Um dos capoeiristas mais falados pelos antigos
tinha o nome de Samuel Querido de Deus. Era considerado imbatível nas rodas,
temido por todos os capoeiristas. Seu nome não chegou tão famoso aos dias de
hoje quanto os de Pastinha ou Bimba, já que esses tinham academias no centro,
inovaram a capoeira e fizeram discípulos que divulgaram seus ensinamentos. Mas
Querido de Deus também entrou para a história, impressionando o povo da
capoeira e intelectuais e estudiosos da nossa arte daquela época (estamos
falando das décadas de 30 e 40).
Para descrevê-lo,
nada melhor do que chamar Jorge Amado. Ele conta no seu Bahia de Todos os
Santos como era Samuel:
"Já começaram
os fios de cabelo branco na carapinha de Samuel Querido de Deus. Sua cor é
indefinida. Mulato, com certeza. Mas mulato claro ou mulato escuro, bronzeado
pelo sangue indígena ou com traços de italiano no rosto anguloso? Quem sabe? Os
ventos do mar nas pescarias deram ao rosto do Querido de Deus essa cor que não
é igual a nenhuma cor conhecida, nova para todos os pintores. Ele parte com seu
barco para os mares do sul do estado onde é farto o peixe.
Quantos anos terá?
É impossível saber nesse cais da Bahia, pois de há muitos anos que o saveiro de
Samuel atravessa o quebra-mar para voltar, dias depois, com peixe para a banca
do mercado Modelo. Mas o velhos canoeiros poderão informar que mais de sessenta
invernos já se passaram desde que Samuel nasceu. Pois sua cabeça já não tem
fios brancos na carapinha que parece eternamente molhada de água do mar? Mais
de sessenta anos. Com certeza.

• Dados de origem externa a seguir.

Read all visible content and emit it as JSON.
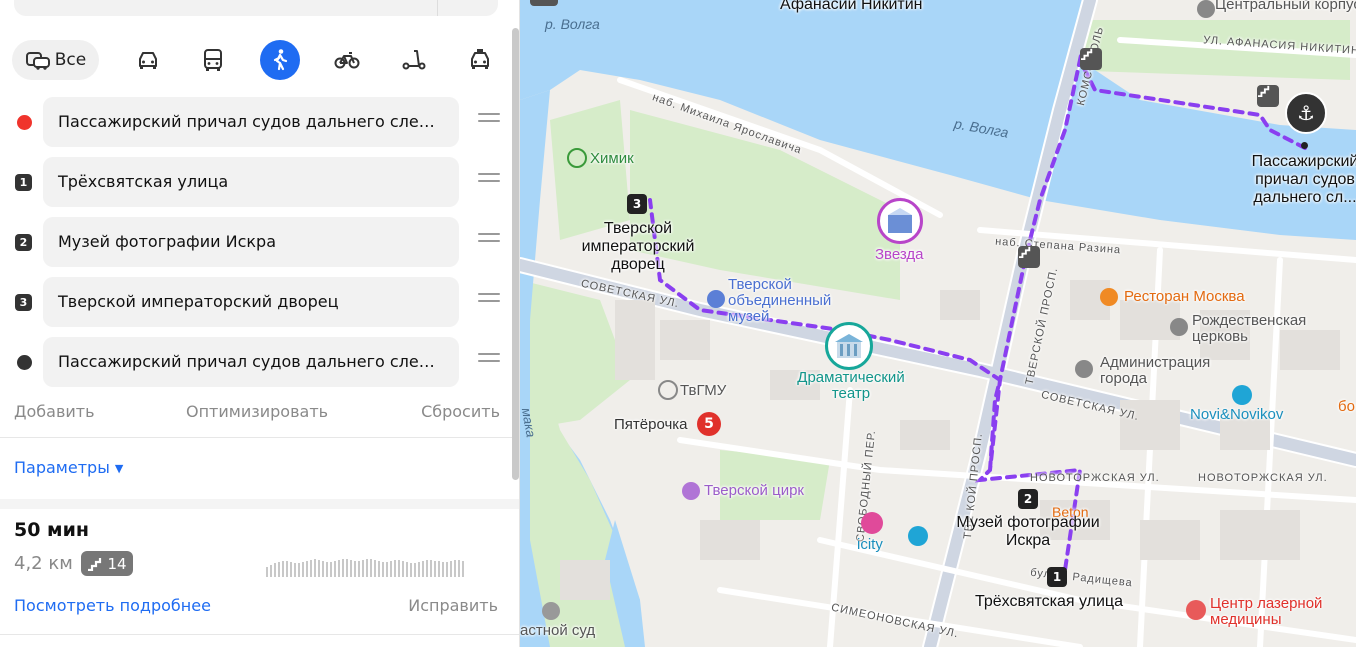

Porém ainda assim, não há melhor jogador de
capoeira, pelas festas de Nossa Senhora da Conceição da Praia, na primeira
semana de dezembro, que o Querido de Deus.
Que venha Juvenal,
jovem de vinte anos, que venha o mais ágil, o mais técnico, que venha qualquer
um, e Samuel, o Querido de Deus, mostra que ainda é o rei da capoeira da Bahia
de Todos os Santos. Os demais são seus discípulos e ainda olham espantados
quando ele se atira no rabo-de-arraia, porque elegância assim nunca se
viu..."
Também a
antropóloga americana Ruth Landes, que fez um trabalho maravilhoso estudando o
candomblé em Salvador no ano de 1938, assistiu acompanhada de Edison Carneiro a
um jogo de capoeira de Samuel com Onça Preta e descreve o jogo em detalhes no
seu livro "A cidade das mulheres". Lá, ela conta que ele era
"alto, mulato, de meia-idade, musculoso e pescador de profissão".
Edison Carneiro
considerava-o "o melhor capoeirista que já se viu". Antônio Lberac
Pires nos mostra um artigo do Jornal "O Estado da Bahia" de 13
fevereiro de 1937, no qual está escrito que no Segundo Congresso
Afro-Brasileiro, realizado em Salvador, quem comandou a apresentação de
capoeira foi Querido-de-Deus, "considerado pelos outros capoeiristas como
o melhor entre eles". E também, é claro, ele é citado no essencial livro
"Capoeira Angola", de Waldeloir Rêgo.